What the hell did I think I was doing? Allowing this man—this complete freaking stranger—to pick me up off the floor, that was what.

Arms strong and sure where he had them under my legs and back.

Maybe I’d had too much to drink. Or maybe it was that my emotions were so frayed and raw that it’d left me numb in some hypersensitive way.

It was like I could feel too much and too little, both empty and like I was going to burst apart from the pressure, and I was desperate for anything to fill the void.

Well, anything except for that disgusting creep who’d come sauntering up to me like I’d actually play into his stupid pickup line. Slurring his words as he tried to get into my line of sight.
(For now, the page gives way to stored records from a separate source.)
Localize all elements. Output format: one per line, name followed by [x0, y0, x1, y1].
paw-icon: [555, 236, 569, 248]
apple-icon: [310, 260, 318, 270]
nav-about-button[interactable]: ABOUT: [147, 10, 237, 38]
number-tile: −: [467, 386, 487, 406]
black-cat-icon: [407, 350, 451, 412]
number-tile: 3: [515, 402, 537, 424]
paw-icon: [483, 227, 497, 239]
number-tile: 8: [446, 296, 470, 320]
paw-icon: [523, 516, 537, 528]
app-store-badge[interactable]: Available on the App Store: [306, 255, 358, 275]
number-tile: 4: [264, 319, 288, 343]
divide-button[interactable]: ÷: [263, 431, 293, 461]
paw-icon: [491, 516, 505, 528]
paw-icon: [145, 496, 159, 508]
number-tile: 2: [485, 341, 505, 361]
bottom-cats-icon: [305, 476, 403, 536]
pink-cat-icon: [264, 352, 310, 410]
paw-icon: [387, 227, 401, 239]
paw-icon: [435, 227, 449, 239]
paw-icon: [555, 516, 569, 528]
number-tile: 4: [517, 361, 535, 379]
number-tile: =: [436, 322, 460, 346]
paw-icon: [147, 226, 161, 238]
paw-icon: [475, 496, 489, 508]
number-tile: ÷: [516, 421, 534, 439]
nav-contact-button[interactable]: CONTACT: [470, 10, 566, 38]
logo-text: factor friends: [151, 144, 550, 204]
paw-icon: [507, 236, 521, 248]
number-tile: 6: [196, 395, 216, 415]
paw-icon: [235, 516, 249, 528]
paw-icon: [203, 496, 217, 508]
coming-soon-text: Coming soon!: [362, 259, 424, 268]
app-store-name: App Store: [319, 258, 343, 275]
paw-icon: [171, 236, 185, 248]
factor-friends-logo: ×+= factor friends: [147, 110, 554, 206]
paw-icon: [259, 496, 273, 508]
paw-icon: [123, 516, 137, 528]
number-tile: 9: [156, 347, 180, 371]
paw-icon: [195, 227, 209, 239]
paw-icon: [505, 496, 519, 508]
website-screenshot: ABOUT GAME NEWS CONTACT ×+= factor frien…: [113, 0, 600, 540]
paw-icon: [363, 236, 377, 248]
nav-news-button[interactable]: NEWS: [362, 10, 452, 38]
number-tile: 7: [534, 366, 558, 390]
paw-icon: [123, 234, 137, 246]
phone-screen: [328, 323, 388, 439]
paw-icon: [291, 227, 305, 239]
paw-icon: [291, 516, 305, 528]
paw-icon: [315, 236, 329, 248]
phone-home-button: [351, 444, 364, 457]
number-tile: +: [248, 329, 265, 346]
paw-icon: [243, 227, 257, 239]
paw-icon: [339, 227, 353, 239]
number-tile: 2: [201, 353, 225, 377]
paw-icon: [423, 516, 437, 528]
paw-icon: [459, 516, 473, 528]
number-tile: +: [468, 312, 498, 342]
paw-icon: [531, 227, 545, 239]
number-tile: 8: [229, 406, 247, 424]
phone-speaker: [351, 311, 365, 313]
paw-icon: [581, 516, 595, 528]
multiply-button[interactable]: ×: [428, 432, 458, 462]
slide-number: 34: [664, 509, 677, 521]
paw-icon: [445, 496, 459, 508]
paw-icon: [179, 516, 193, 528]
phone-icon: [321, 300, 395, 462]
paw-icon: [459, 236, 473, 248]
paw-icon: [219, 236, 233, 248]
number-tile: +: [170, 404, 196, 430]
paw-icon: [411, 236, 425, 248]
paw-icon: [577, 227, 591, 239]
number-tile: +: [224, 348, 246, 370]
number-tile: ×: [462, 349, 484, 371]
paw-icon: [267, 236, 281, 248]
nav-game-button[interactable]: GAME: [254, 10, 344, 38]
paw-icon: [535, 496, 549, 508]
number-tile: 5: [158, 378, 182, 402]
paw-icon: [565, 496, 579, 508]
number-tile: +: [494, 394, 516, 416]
Panic had lit the second he got into my vicinity.

That instinct kicking in.

Fight.

Except I had so little fight left in me. So little fight after everything I’d been living for had been stolen away. The hole gaping and throbbing. And now, the last tattered piece was getting ready to be ripped away.

So, there I was, in this crappy dive bar where I thought I’d be isolated enough to drown in my sorrows, only instead, I had wound up a limp mess in the arms of a stranger with my arms around his neck and my face buried under his chin.